= Playout247 =

Playout247 new company's name Vision247(website link) is a provider of network broadcast automation services for multiple types of broadcasting. The company is part of a group of companies that comprises Playout247, Vision IPTV and Solo Data. The company is a private company.

==History==

Playout247 was founded in 2005 by its chairman, Matjaž Vidmar, and CEO Petra Oblak. In 2006 Playout247 launched their IPTV head-end and IPTV Portal hosting service. In May 2008 Playout247 announced the launch of 7 channels across Europe on the Kabel Kiosk platform in partnership with MME (Music Media Enterprises).

Later in 2008 Playout247 and PlayBox Technology formed a partnership to deliver an IP and satellite combined playout operation in central London. The service would support 24 conventional satellite channels and 38 Internet channels at full satellite broadcast quality and was the culmination of a two-year development project.
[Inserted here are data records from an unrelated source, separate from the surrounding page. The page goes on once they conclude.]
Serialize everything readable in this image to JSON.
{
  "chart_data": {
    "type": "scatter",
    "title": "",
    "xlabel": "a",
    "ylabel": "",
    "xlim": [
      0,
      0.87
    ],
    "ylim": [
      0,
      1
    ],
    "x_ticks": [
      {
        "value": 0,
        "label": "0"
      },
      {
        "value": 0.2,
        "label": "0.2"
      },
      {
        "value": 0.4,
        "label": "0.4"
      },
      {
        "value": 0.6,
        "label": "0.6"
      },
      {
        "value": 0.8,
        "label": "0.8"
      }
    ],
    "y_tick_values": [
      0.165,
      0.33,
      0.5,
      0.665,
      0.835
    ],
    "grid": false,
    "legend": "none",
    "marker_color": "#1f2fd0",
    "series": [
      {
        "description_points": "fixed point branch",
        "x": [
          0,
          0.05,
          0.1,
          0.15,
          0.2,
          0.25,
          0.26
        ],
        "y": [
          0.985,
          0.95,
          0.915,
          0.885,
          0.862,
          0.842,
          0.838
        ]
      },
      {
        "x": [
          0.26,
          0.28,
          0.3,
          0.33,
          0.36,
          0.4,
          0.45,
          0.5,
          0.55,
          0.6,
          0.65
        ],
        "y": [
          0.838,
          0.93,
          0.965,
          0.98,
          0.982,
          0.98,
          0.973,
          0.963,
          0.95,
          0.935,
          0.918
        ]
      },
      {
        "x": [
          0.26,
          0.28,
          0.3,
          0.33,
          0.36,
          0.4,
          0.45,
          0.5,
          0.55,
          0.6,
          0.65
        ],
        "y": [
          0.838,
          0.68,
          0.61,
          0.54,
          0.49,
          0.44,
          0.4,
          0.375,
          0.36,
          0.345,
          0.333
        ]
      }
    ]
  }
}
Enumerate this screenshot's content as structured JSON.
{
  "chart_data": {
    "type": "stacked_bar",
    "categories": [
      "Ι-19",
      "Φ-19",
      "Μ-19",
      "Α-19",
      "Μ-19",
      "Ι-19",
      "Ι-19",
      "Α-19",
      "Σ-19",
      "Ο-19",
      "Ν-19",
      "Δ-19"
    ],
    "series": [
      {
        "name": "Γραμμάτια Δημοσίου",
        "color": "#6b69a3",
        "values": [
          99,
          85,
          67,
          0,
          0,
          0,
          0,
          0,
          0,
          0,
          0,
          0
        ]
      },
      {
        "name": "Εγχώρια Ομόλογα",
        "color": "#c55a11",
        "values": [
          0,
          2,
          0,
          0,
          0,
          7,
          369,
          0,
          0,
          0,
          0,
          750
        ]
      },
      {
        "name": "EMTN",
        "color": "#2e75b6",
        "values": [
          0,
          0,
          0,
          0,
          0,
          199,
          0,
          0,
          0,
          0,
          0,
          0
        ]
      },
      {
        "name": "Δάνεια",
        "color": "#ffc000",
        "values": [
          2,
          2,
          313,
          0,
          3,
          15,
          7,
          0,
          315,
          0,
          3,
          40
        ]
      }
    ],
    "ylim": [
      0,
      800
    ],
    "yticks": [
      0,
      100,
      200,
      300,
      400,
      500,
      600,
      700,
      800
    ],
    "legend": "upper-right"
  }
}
In September 2010, on the back of a 40% growth in revenues, Playout247 announced a major investment programme that would more than double this capacity taking it up to 60 channels.

In October 2010 Playout247 and sister company Vision IPTV won the playout account for Renault TV with Publicis Media.

In February 2011 announced the completion of two studios designed to deliver a single solution for live streaming and satellite playout.

==Press==

- 17 October 2006—Playout247 launched their new service providing an Internet IPTV head-end and IPTV Portal hosting including front-end custom development re-branding service as part of the package.
- May 2008—Playout247 have launched 7 new channels across Europe on the Kabel Kiosk platform in partnership with MME (Music Media Enterprises).
- October 2008—PlayBox partners with Playout247 for broadcast and IPTV solutions.
- 16 September 2010 (Close-Up Media via Comtex) -- Playout247 and Vision IPTV, sister companies, announced the beginning of a major investment program in studio and broadcast technology supported by capacity increases.
- Cannes, Oct 06, 2010 (M2 PRESSWIRE via Comtex) -- Digital marketing leader, Publicis Entertainment has announced that it has awarded the IPTV distribution contract for their Renault TV account to Vision IPTV and sister company Playout247.
- 10 January 2011. Soho Data Holdings, sister company to Vision IPTV and Playout247, today signed a £10m agreement with Xiking Culture Media (Beijing), to establish a data centre and render farm, aimed at the creative video and TV industries.

- 25 February 2011. Playout247 Opens State Of The Art Live TV Studio Facility.